Which brings me to South Africa and its relationship with its Cricket Team? The Proteas have a unique position in South African society for a sporting team. It seems everyone likes them. Even people who have no clue how the game they play works. They don’t come across arrogant and have accepted the name change to the Proteas without a fight (unlike rugby). They play well, win more than they lose and don’t change coaches every year (unlike soccer). They seem to appeal to all races, all ages and both genders. They have ducked the quota issue by having a sprinkling of black players who are now national heroes (Herschelle Gibbs and Makaya Ntini in particular and now JP Duminy and Wayne Parnell). They are good clean boys who seem to stay out of politics and trouble (ok this is a stretch but no one has been convicted on rape, smoking dope or match fixing...ok!)
It may also be the case that they are away so much that absence makes the heart grow fonder.
All in all, they have built around themselves the image of everyone’s cute baby brother doing his thing.
So it is not surprising that today a sizable section of the South African population is in muted mourning for the loss to Pakistan yesterday in the ICC T20 World Cup.
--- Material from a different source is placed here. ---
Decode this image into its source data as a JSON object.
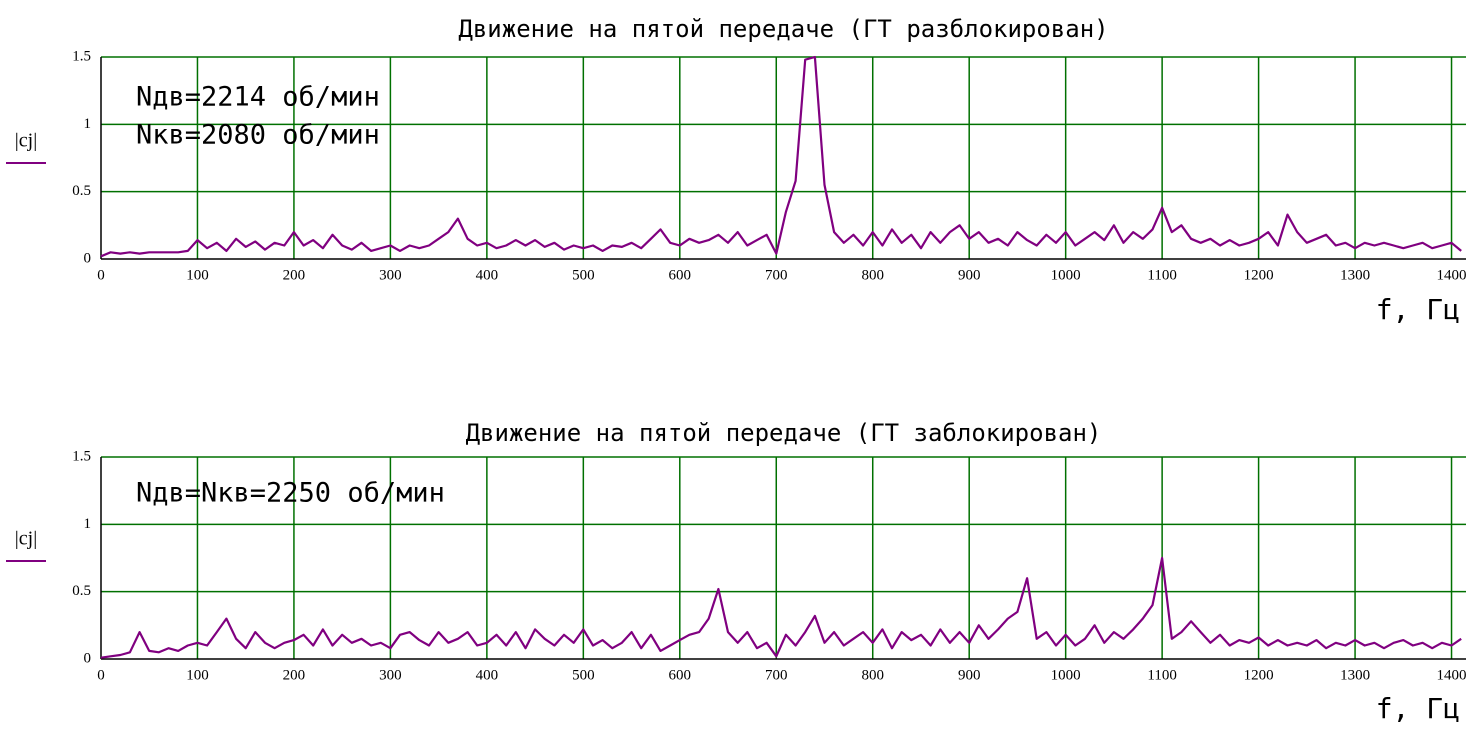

The mourning is real because once again South Africa has not won a cricket tournament it had every opportunity and capacity to win. It made worse given the fact that we were not beaten by a more skilful, better organised and disciplined team – but by the very talented but totally volatile Pakistan who will probably be a total washout in the final.
It is muted because it wasn’t exactly unexpected. The Proteas have done this to us before. The Cricket World Cup loss to England in the 1992 semi final. The loss to the West Indies in the 1996 Cricket World Cup. That draw with Australia in the 1999 semi-final. The 2003 Cricket World Cup, Duckworth-Lewis loss in the pouring rain to Sri Lanka. The humiliating 2007 Cricket World Cup loss to Bangladesh which made qualification for the final very difficult and finally resulted in a loss to Australia in the semi’s – AGAIN. In all these tournaments, South Africa had formidable teams – usually with of the world’s best ranked bowlers (Alan Donald or Shaun Pollack) or of the best ranked batsman (Jacques Kallis or Darryl Cullinan) playing. South Africa has always been the best fielding team in the world. In fact before the 2007 Cricket World Cup, SA was the number 1 ODI ranked team in the world.
And then yesterday...South Africa went into the semi-final, unbeaten and seemingly unbeatable. And yet we were dumped...AGAIN.
So... is it a case of the heart searing pain of defeat? Or... is it just the fact the how could it happen to us... AGAIN?